Whether your AI system is finding you the job candidates you want or not, you need to keep an eye on what it’s learning from you. Review how your AI is functioning having a human being two or three times a year review a random set of resumes for a job you’ve recently filled. If a staff member spots qualified candidates that the AI filtered out, then your algorithm needs a tweak. As your dataset gets better and the AI becomes more consistent in delivering the most-qualified candidates, you won’t need to essentially audit your AI recruiting process as often.
The human touch

One of the ways that AI streamlines some of the tasks around hiring is by sending out automated responses to job candidates. That’s fine at the beginning of a search, when you might be fielding resumes from dozens of candidates.

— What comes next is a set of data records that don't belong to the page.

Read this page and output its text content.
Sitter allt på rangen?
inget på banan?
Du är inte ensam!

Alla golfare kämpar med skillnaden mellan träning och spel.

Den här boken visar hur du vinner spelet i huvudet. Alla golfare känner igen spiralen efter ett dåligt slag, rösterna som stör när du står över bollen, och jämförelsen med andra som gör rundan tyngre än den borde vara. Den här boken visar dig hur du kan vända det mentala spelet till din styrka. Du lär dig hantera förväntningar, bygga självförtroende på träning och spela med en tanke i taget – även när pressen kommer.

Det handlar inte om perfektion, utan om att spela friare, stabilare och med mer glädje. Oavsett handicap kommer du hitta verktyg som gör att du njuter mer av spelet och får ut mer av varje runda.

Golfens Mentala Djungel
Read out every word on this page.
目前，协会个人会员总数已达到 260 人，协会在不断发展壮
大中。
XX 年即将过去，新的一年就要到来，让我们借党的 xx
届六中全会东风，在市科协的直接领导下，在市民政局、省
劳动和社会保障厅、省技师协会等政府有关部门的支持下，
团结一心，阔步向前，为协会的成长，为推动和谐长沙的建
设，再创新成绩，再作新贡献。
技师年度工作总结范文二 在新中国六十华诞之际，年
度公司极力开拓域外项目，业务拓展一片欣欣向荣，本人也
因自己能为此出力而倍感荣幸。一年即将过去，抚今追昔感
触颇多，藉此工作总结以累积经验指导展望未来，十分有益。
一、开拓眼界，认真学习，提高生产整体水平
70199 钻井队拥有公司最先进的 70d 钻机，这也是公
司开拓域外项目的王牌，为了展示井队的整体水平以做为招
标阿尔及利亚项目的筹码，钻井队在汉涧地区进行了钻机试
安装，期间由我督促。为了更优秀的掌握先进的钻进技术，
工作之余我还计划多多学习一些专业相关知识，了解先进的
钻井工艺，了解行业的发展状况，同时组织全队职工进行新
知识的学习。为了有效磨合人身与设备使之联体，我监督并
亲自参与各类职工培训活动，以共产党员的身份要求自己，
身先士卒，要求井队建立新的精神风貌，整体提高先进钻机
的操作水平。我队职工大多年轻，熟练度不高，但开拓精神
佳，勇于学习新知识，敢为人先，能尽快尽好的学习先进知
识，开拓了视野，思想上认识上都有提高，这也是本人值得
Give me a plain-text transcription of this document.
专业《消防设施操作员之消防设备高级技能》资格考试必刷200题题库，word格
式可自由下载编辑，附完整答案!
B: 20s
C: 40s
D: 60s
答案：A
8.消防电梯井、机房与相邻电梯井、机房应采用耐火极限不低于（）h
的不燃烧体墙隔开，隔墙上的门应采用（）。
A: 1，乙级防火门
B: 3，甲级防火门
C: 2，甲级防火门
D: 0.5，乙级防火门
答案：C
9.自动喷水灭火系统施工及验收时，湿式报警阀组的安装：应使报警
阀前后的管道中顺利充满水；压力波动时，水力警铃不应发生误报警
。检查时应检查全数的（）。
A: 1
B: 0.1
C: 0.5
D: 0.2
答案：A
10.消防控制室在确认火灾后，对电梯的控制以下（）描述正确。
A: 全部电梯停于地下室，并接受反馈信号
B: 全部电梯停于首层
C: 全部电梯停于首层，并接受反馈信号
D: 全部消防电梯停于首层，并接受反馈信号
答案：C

It is less fine when you have gotten into the interview process and candidates have invested substantial time and energy in learning your CFI and shaking hands with possible future colleagues. Every job applicant is a potential customer or future hire, and every applicant deserves the courtesy of a response from a person. Those who you’ve interviewed should get a personal response from you at that stage in the interview process.
Make candidates aware

Many state and local governments require employers to tell job applicants that they’re using AI. You might need candidate consent to use facial recognition software or guarantee that you’ll delete applicant data when you’re done with it. Even if no laws require this, treating job candidates with the respect you’d offer future customers or colleagues can generate a lot of community goodwill, which is a crucial ingredient in your CFI’s success.
As a tool, AI works best in combination with the discernment that only a person can provide. AI utilization in the hiring process is great for filtering resumes and simplifying the early stages of recruitment, but it’s also only as good as the care and attention your CFI puts into ensuring it’s actually selecting the best candidates for the job. Your potential hires benefit the best from both an automated and a personal touch during hiring, at the right stages and in the right amounts. Keeping AI’s pluses and minuses in mind can help you work more efficiently, find gems you might otherwise have overlooked, and create a vibrantly diverse workplace.